Human Echolocation. A surprising real thing. It’s the ability of humans to detect objects in their environment by sensing echoes from those objects. By actively creating sounds – for example, by tapping their canes, lightly stomping their foot, snapping their fingers, or making clicking noises with their mouths – people trained to orient by echolocation can interpret the sound waves reflected by nearby objects, accurately identifying their location and size. Similar in principle to active sonar and to animal echolocation, which is employed by bats, dolphins and toothed whales to find prey.
Blind from infancy due to retinal cancer, Daniel Kish learned as a young boy to judge his height while climbing trees by making rapid clicking noises and listening for their echoes off the ground.
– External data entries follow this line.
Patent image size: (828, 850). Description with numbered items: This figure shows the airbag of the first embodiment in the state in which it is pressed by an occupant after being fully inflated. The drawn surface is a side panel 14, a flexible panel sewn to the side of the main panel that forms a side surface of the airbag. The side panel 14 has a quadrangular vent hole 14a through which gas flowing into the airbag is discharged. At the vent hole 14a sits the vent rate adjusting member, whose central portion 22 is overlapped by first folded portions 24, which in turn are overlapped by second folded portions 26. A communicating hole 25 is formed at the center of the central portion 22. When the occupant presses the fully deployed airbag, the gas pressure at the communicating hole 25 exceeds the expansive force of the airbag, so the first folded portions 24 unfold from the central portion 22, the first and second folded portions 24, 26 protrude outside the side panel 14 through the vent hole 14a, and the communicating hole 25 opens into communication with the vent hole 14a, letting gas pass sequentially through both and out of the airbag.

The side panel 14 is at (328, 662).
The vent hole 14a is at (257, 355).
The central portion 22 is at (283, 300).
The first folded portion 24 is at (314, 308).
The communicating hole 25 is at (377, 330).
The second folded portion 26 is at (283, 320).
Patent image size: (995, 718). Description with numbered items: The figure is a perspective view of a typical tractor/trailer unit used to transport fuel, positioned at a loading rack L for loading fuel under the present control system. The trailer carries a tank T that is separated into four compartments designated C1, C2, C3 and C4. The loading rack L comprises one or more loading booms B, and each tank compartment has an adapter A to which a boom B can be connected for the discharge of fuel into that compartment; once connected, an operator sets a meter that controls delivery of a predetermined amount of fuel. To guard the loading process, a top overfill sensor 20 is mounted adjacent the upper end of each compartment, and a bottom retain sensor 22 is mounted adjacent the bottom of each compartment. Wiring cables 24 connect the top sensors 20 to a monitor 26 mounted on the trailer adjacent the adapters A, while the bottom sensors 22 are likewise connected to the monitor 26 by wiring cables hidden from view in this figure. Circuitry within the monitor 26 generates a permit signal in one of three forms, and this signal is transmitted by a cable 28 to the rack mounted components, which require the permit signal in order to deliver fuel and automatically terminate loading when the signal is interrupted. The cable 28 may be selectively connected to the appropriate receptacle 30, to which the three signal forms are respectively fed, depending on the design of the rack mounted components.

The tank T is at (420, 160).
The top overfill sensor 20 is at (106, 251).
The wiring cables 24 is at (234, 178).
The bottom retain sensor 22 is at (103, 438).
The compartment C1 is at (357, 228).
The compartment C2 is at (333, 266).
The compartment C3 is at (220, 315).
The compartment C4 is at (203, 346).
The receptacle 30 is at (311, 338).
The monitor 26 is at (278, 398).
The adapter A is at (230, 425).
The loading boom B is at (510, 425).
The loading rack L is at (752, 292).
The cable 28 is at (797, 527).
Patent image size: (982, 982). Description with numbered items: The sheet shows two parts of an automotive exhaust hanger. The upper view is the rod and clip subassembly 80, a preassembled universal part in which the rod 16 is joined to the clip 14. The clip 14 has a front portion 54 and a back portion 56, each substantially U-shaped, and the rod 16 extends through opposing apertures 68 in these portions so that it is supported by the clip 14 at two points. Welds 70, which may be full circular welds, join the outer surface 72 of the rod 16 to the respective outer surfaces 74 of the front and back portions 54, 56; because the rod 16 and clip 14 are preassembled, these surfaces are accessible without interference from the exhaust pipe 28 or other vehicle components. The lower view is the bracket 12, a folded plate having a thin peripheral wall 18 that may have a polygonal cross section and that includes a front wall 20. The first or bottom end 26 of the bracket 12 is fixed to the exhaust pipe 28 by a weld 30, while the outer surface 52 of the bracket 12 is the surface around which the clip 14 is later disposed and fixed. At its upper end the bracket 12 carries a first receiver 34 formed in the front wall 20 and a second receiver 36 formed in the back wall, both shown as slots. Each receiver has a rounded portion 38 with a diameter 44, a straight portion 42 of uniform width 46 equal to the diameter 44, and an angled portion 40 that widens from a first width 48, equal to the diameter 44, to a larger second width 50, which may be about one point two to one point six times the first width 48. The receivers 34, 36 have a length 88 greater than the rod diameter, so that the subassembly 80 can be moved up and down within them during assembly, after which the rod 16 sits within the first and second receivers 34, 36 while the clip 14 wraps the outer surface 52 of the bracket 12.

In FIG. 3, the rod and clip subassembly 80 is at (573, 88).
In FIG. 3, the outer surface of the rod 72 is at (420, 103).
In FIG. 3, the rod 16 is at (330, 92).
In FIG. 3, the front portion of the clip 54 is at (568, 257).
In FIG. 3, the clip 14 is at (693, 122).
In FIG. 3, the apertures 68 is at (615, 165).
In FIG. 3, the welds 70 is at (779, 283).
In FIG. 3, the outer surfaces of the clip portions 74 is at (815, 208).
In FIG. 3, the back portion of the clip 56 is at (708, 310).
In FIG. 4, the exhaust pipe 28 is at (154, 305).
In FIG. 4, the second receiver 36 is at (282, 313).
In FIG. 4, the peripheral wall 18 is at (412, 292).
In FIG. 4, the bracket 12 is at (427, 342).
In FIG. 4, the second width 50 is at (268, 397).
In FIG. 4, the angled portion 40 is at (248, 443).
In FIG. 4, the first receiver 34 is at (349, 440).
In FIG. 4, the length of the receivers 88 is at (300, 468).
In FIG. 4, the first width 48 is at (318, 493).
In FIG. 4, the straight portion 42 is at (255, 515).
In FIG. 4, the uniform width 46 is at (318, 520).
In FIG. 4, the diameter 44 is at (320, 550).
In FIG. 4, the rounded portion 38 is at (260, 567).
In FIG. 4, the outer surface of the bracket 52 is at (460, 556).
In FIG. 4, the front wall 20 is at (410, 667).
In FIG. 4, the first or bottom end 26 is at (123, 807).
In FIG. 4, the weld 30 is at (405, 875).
No one taught him the technique, which is now recognized as the human form of echolocation. “He just used it, without knowing that he behaved like a bat,” says Lutz Wiegrebe, a neurobiologist at the Ludwig Maximilian University in Munich, Germany.
Like Kish, a handful of blind echolocators worldwide have taught themselves to use clicks and echoes to navigate their surroundings with impressive ease. Kish can even ride his own bike down the street, as his daring YouTube videos show. A study of sighted people newly trained to echolocate now suggests that the secret to Kish’s skill isn’t just super sensitive ears. Instead, the entire body, neck, and head are key to “seeing” with sound, an insight that could assist blind people learning the skill.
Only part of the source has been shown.